Few of the buildings in downtown Waco were constructed sturdily enough to withstand the winds, and they collapsed almost immediately. Newer buildings with steel reinforcement, including the 22-story Amicable office building (now called the ALICO Building), weathered the storm. The Dr Pepper bottling plant, today the Dr Pepper Museum, also remained standing but sustained damage. Bricks from the collapsed structures piled up in the street to a depth of 5 feet (1.5 m). Some survivors were trapped under rubble for 14 or more hours; numerous bodies remained submerged beneath piles of rubble and for many days were unaccounted for. In all, 114 deaths occurred in the Waco area, with 597 injured and over $41 million (1953 USD) in property damage. The tornado destroyed 196 businesses and factories. 217 others sustained major damage and 179 sustained lesser damages. 150 homes were wrecked, 250 sustained major damage, and 450 sustained lesser damages. The First United Methodist Church was severely damaged. Over 2,000 cars sustained at least some damage. Over half the dead—61—were in a single city block bounded by 4th and 5th streets and Austin and Franklin avenues.
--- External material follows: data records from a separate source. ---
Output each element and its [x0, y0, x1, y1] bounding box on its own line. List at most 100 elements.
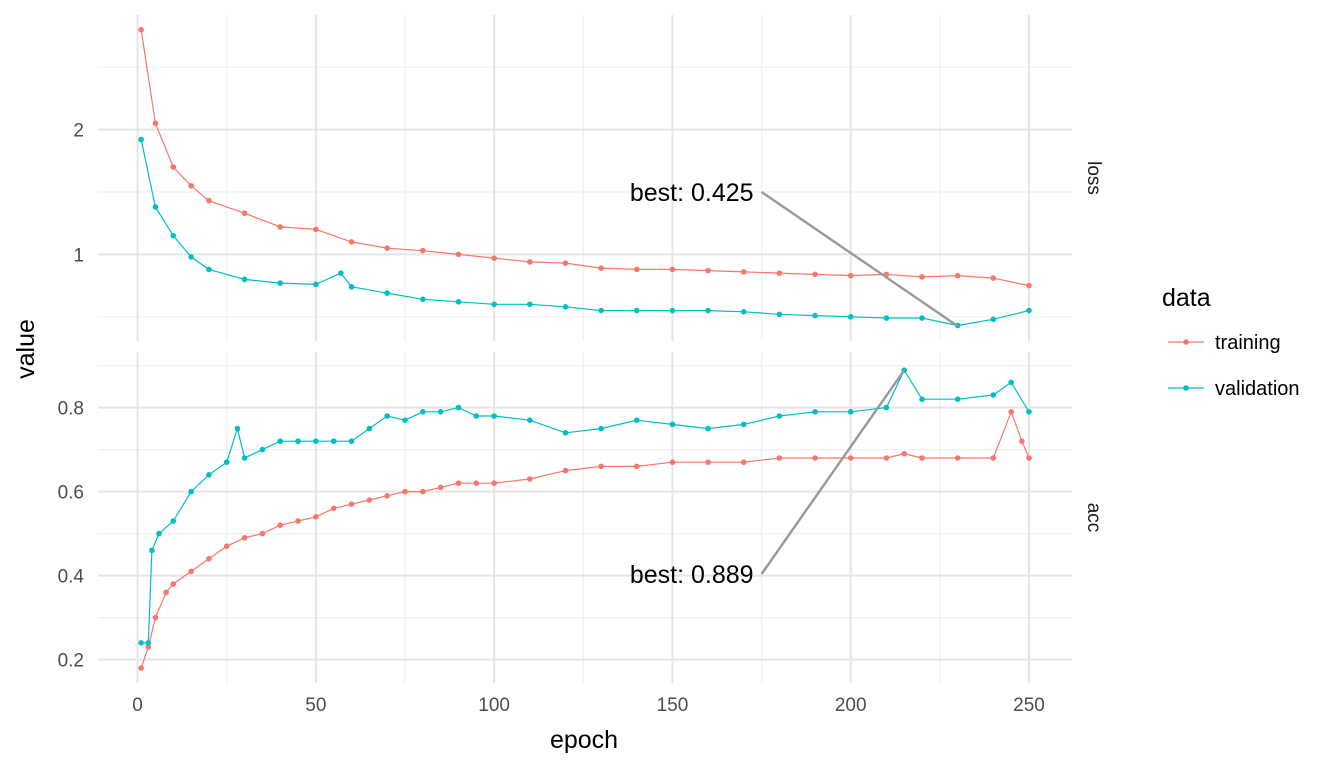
data-point	[420, 488, 426, 495]
data-point	[633, 463, 640, 470]
y-tick-label: 0.6	[58, 483, 84, 504]
data-point	[527, 476, 533, 482]
legend-label-training: training	[1215, 332, 1281, 354]
y-axis-title: value	[12, 319, 40, 379]
data-point	[527, 259, 533, 265]
data-point	[152, 204, 159, 210]
data-point	[847, 455, 854, 461]
x-tick-label: 250	[1013, 695, 1045, 716]
x-tick-label: 50	[305, 695, 326, 716]
data-point	[473, 480, 480, 487]
x-axis: 0 50 100 150 200 250	[132, 695, 1045, 716]
annotation-leader	[760, 369, 906, 575]
data-point	[1026, 409, 1032, 415]
data-point	[348, 239, 355, 245]
series-line	[140, 410, 1030, 669]
y-tick-label: 2	[73, 121, 84, 142]
data-point	[812, 409, 818, 415]
data-point	[170, 164, 177, 170]
data-point	[491, 413, 497, 419]
data-point	[847, 409, 854, 415]
data-point	[241, 535, 248, 541]
data-point	[562, 430, 569, 436]
data-point	[883, 455, 890, 461]
data-point	[170, 232, 177, 239]
x-tick-label: 0	[132, 695, 143, 716]
legend-key-point	[1183, 339, 1189, 345]
data-point	[705, 267, 711, 274]
data-point	[188, 488, 194, 495]
data-point	[420, 409, 426, 415]
data-point	[1008, 409, 1014, 415]
series-validation	[138, 367, 1032, 646]
data-point	[669, 421, 676, 428]
data-point	[901, 451, 908, 457]
data-point	[241, 210, 248, 217]
data-point	[206, 266, 212, 273]
data-point	[954, 396, 961, 403]
data-point	[598, 463, 604, 470]
data-point	[455, 299, 462, 305]
data-point	[1026, 307, 1032, 314]
data-point	[223, 543, 230, 549]
data-point	[170, 581, 177, 587]
data-point	[277, 224, 284, 230]
data-point	[919, 396, 925, 403]
data-point	[145, 644, 152, 650]
y-tick-label: 0.2	[58, 651, 84, 672]
data-point	[919, 315, 925, 321]
data-point	[990, 275, 997, 281]
x-tick-label: 200	[835, 695, 867, 716]
data-point	[366, 425, 373, 432]
strip-label: loss	[1083, 161, 1104, 195]
data-point	[455, 251, 462, 258]
data-point	[919, 274, 925, 280]
data-point	[954, 272, 961, 279]
data-point	[919, 455, 925, 461]
data-point	[366, 497, 373, 503]
data-point	[1008, 379, 1014, 386]
data-point	[170, 518, 177, 524]
data-point	[152, 614, 159, 621]
data-point	[705, 425, 711, 432]
data-point	[259, 446, 266, 453]
data-point	[740, 309, 747, 315]
data-point	[348, 284, 355, 290]
data-point	[669, 266, 676, 273]
data-point	[437, 484, 444, 491]
data-point	[562, 260, 569, 266]
data-point	[776, 270, 783, 276]
data-point	[705, 307, 711, 314]
data-point	[1019, 438, 1025, 445]
data-point	[740, 421, 747, 428]
data-point	[1026, 455, 1032, 461]
data-point	[812, 312, 818, 319]
data-point	[598, 307, 604, 314]
data-point	[206, 472, 212, 478]
annotation-label: best: 0.425	[630, 179, 754, 207]
legend: data training validation	[1162, 284, 1300, 400]
data-point	[740, 269, 747, 275]
data-point	[234, 425, 241, 432]
data-point	[313, 226, 319, 233]
data-point	[812, 271, 818, 278]
data-point	[163, 589, 169, 596]
data-point	[206, 197, 212, 204]
data-point	[847, 272, 854, 279]
data-point	[223, 459, 230, 466]
data-point	[313, 281, 319, 288]
data-point	[669, 459, 676, 466]
data-point	[705, 459, 711, 466]
legend-title: data	[1162, 284, 1211, 312]
data-point	[954, 455, 961, 461]
y-tick-label: 0.8	[58, 399, 84, 420]
data-point	[1026, 282, 1032, 289]
data-point	[669, 307, 676, 314]
data-point	[473, 413, 480, 419]
data-point	[138, 26, 144, 33]
data-point	[384, 493, 390, 499]
x-tick-label: 150	[657, 695, 689, 716]
y-tick-label: 0.4	[58, 567, 85, 588]
data-point	[990, 455, 997, 461]
data-point	[776, 455, 783, 461]
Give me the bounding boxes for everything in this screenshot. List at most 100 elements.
Following the Waco tornado, attempts to organize disaster relief were stymied by poor organization. Local residents had not expected the tornado and had assumed that the area's geography safeguarded Waco from tornadoes. Initially, the tornado also severed communications between downtown Waco and outlying areas, so assistance was slow to arrive. The chaotic relief efforts eventually spurred greater coordination between civilians and local governments, leading to the development of civil defense. Notably, the Waco event was one of the first instances that proved the effectiveness of radar in tracking tornadogenesis; ironically, another such case occurred later in the same year. Posthumous study of the tornado that struck Worcester, Massachusetts, on June 9 revealed that, as at Waco, local radar detected the hook echo that signified the tornado. Researchers concluded that improved communications, coupled with the formation of radar coverage, could lead to accurate tornado warnings, thereby reducing loss of life in future storms. This task proved especially important following the devastating loss of life at Waco and Worcester, along with the June 8 catastrophe at Flint, Michigan, in the same year. The state of Texas supported the implementation of 20 radar facilities, each with a 200-mile-wide (320 km) radius, that proved successful in reducing death tolls in later tornadoes. The system was known as the Texas Radar Tornado Warning Network and also included communications between weather officials, storm spotters, and local officials. Thus the Waco tornado helped catalyze development of a nationwide severe weather warning system.
The storm also intersected with the long legacy of racism against black residents of Waco. After the disaster, some people in the local African-American community saw the tornado as divine retribution for the lynching of Jesse Washington over thirty years prior.
The Waco tornado remains the eleventh deadliest tornado on record in the United States and is tied with the 1902 Goliad tornado as the deadliest in Texas history.